Это лишь один пример сталинской манеры держать своих соратников в подвешенном состоянии. Взглянуть на эту сторону его личности помогает также письмо, написанное им жене, Надежде Аллилуевой, когда он был на отдыхе в 1930 г. Она с некоторым раздражением спрашивала, почему он назвал ей одну дату своего возвращения с юга, а своим коллегам — другую. Он ответил, что именно ей дал верные сведения: «В видах конспирации я пустил слух через Поскребышева о том, что смогу приехать лишь в конце октября»[35].

Ни один член Политбюро не мог быть уверен, что не лишится вскоре милости Сталина, как случилось с Бухариным в конце 1920-х гг. и еще раз, с куда более катастрофическими последствиями, в 1936 г. Когда подобное происходило, об этом узнавали не прямо от Сталина, а по различным признакам потери данным лицом веса и влияния: его не приглашали на встречи в узком кругу, в «Правде» или «Известиях» появлялись задевающие его заметки, ему отказывали в обычных ходатайствах за своих протеже и подчиненных. В итоге впавший в немилость руководитель оказывался в положении прокаженного, брошенный недавними коллегам: почти все они следовали неписаному правилу, запрещавшему узнавать при встрече опального собрата и здороваться с ним на публике[36].

Под стать этой привычке Сталина выказывать свое расположение или немилость окольными путями было такое же отсутствие прямоты и ясности в формулировании политического курса. Это может показаться странным, поскольку, как известно, сталинский режим неукоснительно требовал исполнения директив центра, а как же их исполнять, если тебе толком не говорят, что делать? Однако факт есть факт: о важнейших изменениях в политике чаще всего «сигнализировали», а не сообщали в форме четкой и подробной директивы. Сигнал мог содержаться в речи или статье Сталина, в передовице «Правды», мог передаваться посредством показательного процесса или опалы высокопоставленного руководителя, имя которого было тесно связано с тем или иным правительственным курсом. Общим для всех этих сигналов было то, что они указывали на поворот курса в какой-либо области, не разъясняя точно, что означает новая политика и как ее проводить в жизнь.
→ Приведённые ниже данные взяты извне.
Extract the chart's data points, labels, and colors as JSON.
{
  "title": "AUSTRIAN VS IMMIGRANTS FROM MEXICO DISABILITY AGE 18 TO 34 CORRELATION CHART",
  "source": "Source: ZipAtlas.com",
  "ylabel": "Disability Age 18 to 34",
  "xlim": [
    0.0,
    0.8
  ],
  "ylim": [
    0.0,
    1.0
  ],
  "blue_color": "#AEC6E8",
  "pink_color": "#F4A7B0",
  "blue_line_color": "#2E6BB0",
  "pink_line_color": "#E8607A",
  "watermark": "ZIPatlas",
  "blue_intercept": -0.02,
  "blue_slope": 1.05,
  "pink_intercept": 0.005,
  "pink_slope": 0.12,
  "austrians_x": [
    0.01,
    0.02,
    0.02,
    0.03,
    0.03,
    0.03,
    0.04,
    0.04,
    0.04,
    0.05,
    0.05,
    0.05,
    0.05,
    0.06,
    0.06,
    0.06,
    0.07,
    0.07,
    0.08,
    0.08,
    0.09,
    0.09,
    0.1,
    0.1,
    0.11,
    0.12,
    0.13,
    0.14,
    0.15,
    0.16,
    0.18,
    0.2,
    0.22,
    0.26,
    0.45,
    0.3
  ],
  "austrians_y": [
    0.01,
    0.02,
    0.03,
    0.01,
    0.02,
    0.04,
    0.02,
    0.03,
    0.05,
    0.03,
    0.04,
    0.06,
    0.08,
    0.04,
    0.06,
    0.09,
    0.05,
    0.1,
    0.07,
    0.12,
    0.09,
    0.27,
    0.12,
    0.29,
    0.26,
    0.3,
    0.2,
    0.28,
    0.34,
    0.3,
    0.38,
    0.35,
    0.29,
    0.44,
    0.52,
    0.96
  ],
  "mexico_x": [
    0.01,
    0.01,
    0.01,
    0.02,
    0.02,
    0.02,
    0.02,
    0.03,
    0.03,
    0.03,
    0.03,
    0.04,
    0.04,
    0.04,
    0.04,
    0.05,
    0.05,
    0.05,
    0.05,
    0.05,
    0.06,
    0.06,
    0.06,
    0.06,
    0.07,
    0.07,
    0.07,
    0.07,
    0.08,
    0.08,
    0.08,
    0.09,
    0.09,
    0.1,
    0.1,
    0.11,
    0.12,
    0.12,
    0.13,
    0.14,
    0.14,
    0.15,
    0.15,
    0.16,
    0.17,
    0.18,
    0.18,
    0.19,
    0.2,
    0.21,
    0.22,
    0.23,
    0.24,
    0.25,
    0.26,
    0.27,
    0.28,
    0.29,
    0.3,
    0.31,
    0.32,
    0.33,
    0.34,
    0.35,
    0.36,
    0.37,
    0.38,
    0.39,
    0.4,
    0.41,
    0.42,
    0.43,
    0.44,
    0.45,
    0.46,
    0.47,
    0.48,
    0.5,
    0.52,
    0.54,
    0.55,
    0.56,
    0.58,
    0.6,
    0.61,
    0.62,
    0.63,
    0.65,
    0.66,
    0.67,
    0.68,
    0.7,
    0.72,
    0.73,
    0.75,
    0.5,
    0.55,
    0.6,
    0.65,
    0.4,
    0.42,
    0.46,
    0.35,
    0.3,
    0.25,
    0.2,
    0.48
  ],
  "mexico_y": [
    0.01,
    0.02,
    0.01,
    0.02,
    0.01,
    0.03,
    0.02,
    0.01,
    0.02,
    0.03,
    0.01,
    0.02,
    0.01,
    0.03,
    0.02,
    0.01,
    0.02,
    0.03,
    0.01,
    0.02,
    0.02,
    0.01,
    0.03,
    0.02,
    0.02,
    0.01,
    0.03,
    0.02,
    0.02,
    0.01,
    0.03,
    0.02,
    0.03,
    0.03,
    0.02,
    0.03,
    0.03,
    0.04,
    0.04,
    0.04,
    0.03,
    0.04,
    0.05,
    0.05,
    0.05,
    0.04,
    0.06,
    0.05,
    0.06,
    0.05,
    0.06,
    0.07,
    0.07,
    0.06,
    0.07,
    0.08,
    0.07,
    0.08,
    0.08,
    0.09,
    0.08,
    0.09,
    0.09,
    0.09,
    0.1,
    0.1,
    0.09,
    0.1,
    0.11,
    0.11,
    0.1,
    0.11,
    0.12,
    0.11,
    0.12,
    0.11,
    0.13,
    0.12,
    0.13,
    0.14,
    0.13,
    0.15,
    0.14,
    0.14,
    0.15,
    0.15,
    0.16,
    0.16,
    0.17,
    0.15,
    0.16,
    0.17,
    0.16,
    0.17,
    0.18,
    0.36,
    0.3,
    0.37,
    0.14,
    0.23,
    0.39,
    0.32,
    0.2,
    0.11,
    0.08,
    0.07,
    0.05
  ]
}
В качестве примера можно привести кампанию коллективизации зимой 1929—1930 гг. В отличие от прежних крупных аграрных реформ в России, таких как отмена крепостного права в 1861 г. или столыпинские реформы начала XX в., в данном случае не было никаких развернутых инструкций по проведению коллективизации, и местные руководители, спрашивавшие их, получали выговор. Сигнал к радикальной смене политики в отношении деревни был дан в речи Сталина в Комакадемии в декабре 1929 г., хотя при этом не было сделано никаких конкретных указаний по коллективизации, кроме приказа «ликвидировать кулачество как класс». Ближе всего к четко сформулированному изложению принципов политики коллективизации было письмо Сталина в «Правду» «Головокружение от успехов», опубликованное 1 марта 1930 г., — но оно появилось лишь после двух ужасных месяцев сплошной коллективизации и отменяло большую часть того, что сделали местные руководители, не имевшие точных инструкций.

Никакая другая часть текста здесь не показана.